Appoggiò la tazzina sul bancone. «Il suo ginseng».

Alzai il volto, lo ringraziai, poi sorseggiai il liquido scuro continuando a ignorarlo.

«Ah, per la cronaca. Io sono lo stesso ragazzo di venerdì sera, nel caso non mi avessi riconosciuto».

Non si arrende, eh? Vuole fare per forza conversazione!

Incrociai il suo sguardo e accennai un sorriso. Sono passati solo tre giorni, mi ricordo di te. Soprattutto dei tuoi occhi.
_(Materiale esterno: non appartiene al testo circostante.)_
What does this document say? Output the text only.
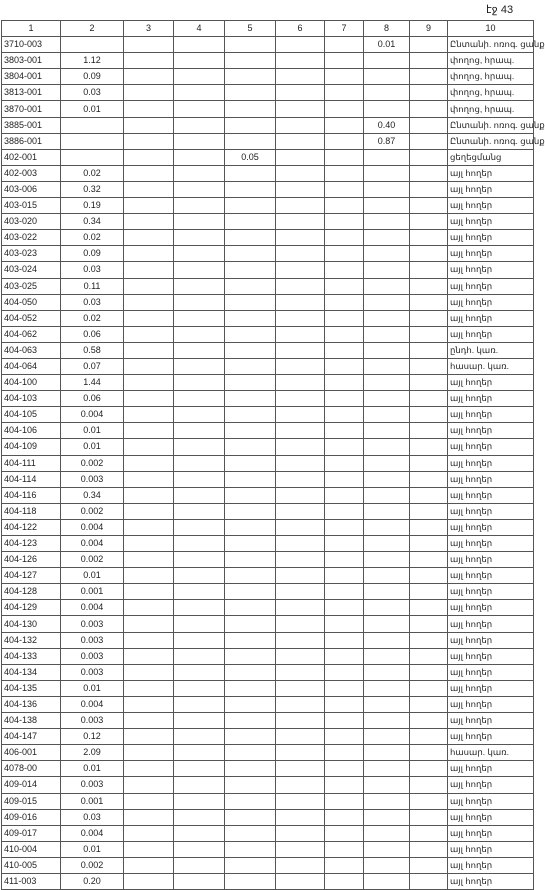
էջ 43
1	2	3	4	5	6	7	8	9	10
3710-003							0.01		Ընտանի. ոռոգ. ցանք
3803-001	1.12								փողոց, հրապ.
3804-001	0.09								փողոց, հրապ.
3813-001	0.03								փողոց, հրապ.
3870-001	0.01								փողոց, հրապ.
3885-001							0.40		Ընտանի. ոռոգ. ցանք
3886-001							0.87		Ընտանի. ոռոգ. ցանք
402-001				0.05					ցեղեցմանց
402-003	0.02								այլ հողեր
403-006	0.32								այլ հողեր
403-015	0.19								այլ հողեր
403-020	0.34								այլ հողեր
403-022	0.02								այլ հողեր
403-023	0.09								այլ հողեր
403-024	0.03								այլ հողեր
403-025	0.11								այլ հողեր
404-050	0.03								այլ հողեր
404-052	0.02								այլ հողեր
404-062	0.06								այլ հողեր
404-063	0.58								ընդհ. կառ.
404-064	0.07								հասար. կառ.
404-100	1.44								այլ հողեր
404-103	0.06								այլ հողեր
404-105	0.004								այլ հողեր
404-106	0.01								այլ հողեր
404-109	0.01								այլ հողեր
404-111	0.002								այլ հողեր
404-114	0.003								այլ հողեր
404-116	0.34								այլ հողեր
404-118	0.002								այլ հողեր
404-122	0.004								այլ հողեր
404-123	0.004								այլ հողեր
404-126	0.002								այլ հողեր
404-127	0.01								այլ հողեր
404-128	0.001								այլ հողեր
404-129	0.004								այլ հողեր
404-130	0.003								այլ հողեր
404-132	0.003								այլ հողեր
404-133	0.003								այլ հողեր
404-134	0.003								այլ հողեր
404-135	0.01								այլ հողեր
404-136	0.004								այլ հողեր
404-138	0.003								այլ հողեր
404-147	0.12								այլ հողեր
406-001	2.09								հասար. կառ.
4078-00	0.01								այլ հողեր
409-014	0.003								այլ հողեր
409-015	0.001								այլ հողեր
409-016	0.03								այլ հողեր
409-017	0.004								այլ հողեր
410-004	0.01								այլ հողեր
410-005	0.002								այլ հողեր
411-003	0.20								այլ հողեր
«Sono Robert», si presentò porgendomi la mano. Il mio cattivo umore non lo influenzava affatto.

Ricambiai la stretta. «Io sono Rosemary, per gli amici Rose. Puoi chiamarmi come preferisci».

«Scusa per la battuta squallida. Volevo solo farti sorridere, ma non penso di esserci riuscito».

«Oggi ho un esame importante e sono agitata», lo informai ammorbidendo la voce. E non mi andava di darti retta. Ma quello non glielo dissi, se no rischiavo di sembrare ancora più acida.

Sorrise. «Non preoccuparti, Mary».

Aggrottai la fronte. «Mary?»

«Sì, Mary. Non ti piace?»

Scossi la testa. «No, non ho detto questo», mi strinsi nelle spalle, «è solo un po' strano. Nessuno mi ha mai chiamata così, prima d'ora».

Rifletté su quello che gli avevo appena detto, poi sfoderò un sorriso strafottente. «Ma io non sono un tuo amico. Non posso chiamarti Rose, giusto?»

Lo osservai divertita. «Sì, giusto».

Guardai l'ora, scesi dallo sgabello e presi lo zaino da terra. «Beh, adesso devo andare. È stato un piacere conoscerti», aggiunsi.

«Lo stesso per me». Sorrise mettendo in bella vista due fossette sulle guance.

Prima di uscire del tutto dalla caffetteria, mi voltai per l'ultima volta. «Ah, per la cronaca: certo che ti ho riconosciuto». Mi diressi in classe con il sorriso sulle labbra che cercai di smorzare sul nascere. Robert poteva anche essere un bel tipo, ma non avevo intenzione di innamorarmi di nuovo.